Now, we will assume that $\deg g(X)\geq 1$.

• $\langle g(X)\rangle \subsetneq \langle p ,g(X) \rangle$, because if so, $p\in \langle g(X)\rangle \implies p=q(X)g(X),\ q(X) \in \Bbb Z[X \implies \deg (p)=\deg q(X)+\deg g(X) \implies 0=d_1+d_2,$ where $d_1,d_2\in \Bbb N$ and $d_2\geq 1$, contradiction.
• $\langle p ,g(X) \rangle \subsetneq \Bbb Z[X]$: We will show that $$1\notin \langle p ,g(X) \rangle \iff \langle p ,g(X) \rangle \neq \Bbb Z[X].$$ We suppose, contrary, that $1\in \langle p ,g(X) \rangle$. Then, \begin{alignat*}{2} 1\in \langle p ,g(X) \rangle \iff 1=a(X)p+b(X)g(X), \tag{*} \end{alignat*} for some $a(X),b(X)\in \Bbb Z[X]$. We consider the following cases:

(1) If $a(X),b(X)=0$, we have immediately contradiction, through (*).

(2) If $a(X)\neq 0,\ b(X)=0$, then $1=b(X)g(X) \implies \deg g(X)=0$, contradiction.

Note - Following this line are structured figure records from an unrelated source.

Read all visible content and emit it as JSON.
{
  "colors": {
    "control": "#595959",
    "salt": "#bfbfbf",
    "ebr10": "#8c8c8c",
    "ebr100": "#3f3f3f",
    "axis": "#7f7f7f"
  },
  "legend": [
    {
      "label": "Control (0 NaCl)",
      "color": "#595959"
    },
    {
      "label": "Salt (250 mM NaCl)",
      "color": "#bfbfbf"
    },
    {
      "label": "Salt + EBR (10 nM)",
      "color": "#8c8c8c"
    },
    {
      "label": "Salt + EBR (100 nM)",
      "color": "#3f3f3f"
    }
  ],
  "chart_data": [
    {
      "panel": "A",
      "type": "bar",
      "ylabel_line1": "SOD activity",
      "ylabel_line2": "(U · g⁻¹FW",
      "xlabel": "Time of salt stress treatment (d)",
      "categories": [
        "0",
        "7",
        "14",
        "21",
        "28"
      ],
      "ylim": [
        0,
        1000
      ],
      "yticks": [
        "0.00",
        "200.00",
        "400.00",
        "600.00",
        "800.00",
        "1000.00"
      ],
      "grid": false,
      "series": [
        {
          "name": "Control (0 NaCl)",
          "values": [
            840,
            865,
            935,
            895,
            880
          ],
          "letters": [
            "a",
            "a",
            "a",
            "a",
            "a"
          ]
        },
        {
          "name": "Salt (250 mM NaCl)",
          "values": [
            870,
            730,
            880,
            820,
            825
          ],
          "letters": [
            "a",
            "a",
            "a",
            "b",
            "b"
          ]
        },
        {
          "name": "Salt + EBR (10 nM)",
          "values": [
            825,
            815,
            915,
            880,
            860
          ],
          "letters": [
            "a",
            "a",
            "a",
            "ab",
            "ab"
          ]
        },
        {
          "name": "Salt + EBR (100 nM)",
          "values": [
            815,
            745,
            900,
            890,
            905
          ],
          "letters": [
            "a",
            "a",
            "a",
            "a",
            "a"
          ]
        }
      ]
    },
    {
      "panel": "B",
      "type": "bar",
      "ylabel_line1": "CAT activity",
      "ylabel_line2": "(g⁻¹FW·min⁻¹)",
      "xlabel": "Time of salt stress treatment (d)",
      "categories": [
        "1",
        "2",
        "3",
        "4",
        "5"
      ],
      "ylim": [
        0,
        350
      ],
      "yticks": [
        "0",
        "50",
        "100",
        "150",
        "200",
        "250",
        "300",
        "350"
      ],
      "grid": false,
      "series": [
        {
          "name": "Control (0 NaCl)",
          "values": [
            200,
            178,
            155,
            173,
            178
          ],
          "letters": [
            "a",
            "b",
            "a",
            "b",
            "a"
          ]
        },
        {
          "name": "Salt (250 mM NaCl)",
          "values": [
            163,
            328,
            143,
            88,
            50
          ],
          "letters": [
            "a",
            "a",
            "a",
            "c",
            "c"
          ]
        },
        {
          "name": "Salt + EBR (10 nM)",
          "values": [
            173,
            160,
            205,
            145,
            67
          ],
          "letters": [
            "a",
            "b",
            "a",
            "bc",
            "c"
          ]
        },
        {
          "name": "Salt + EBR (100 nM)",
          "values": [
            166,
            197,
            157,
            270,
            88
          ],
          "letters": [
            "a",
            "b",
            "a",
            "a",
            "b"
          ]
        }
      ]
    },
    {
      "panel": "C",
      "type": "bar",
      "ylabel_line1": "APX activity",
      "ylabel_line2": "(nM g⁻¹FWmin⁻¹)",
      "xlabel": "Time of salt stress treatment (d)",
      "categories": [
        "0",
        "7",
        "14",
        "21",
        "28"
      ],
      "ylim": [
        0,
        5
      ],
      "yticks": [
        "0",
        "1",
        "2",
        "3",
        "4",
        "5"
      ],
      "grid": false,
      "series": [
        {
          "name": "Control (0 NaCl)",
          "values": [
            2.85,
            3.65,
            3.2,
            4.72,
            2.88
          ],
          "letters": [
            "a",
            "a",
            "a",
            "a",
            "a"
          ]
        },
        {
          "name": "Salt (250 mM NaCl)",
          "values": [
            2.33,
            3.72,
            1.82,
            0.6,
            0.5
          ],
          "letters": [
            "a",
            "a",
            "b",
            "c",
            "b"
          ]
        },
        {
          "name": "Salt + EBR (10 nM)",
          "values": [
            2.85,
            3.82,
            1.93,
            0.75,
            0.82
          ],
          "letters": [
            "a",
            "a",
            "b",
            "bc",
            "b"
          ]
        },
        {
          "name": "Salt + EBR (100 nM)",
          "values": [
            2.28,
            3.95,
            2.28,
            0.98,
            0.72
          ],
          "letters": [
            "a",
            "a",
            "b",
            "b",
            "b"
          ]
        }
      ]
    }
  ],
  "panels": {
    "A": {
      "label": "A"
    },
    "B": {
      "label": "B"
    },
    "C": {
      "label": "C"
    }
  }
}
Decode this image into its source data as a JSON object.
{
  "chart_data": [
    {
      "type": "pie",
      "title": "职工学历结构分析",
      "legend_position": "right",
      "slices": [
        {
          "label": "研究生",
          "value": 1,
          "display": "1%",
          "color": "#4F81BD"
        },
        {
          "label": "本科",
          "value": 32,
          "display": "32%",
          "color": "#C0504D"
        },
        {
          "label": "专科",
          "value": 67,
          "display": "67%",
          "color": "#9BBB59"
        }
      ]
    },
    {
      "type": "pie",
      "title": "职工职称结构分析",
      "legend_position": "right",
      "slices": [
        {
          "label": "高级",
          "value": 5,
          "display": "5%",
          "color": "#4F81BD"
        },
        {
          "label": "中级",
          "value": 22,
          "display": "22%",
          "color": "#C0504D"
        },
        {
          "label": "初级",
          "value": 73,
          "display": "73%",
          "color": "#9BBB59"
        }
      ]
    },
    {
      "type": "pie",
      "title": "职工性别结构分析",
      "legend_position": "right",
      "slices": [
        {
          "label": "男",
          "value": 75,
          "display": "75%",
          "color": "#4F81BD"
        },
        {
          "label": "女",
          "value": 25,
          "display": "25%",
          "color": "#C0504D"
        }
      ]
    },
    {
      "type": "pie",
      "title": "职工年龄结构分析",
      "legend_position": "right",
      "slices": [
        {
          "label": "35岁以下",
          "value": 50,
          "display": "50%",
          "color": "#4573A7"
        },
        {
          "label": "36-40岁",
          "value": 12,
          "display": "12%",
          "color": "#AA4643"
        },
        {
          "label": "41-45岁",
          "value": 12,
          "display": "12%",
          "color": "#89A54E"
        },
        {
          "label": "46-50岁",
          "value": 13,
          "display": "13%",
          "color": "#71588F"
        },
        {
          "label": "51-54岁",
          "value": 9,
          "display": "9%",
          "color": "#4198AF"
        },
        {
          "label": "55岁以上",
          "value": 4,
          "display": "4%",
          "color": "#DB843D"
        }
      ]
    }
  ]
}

(3) If $b(X)\neq 0,\ a(X)=0$, then $1=a(X)p \implies p|1$, contradiction.

(4) If $a(X)\neq 0,\ b(X)\neq 0$, then if we take degrees in (*), we will have $$0=\max\{ \deg(a(X)p),\underbrace{\deg (b(X)g(X))}_{\geq 1} \},$$ so again we have a contradiction.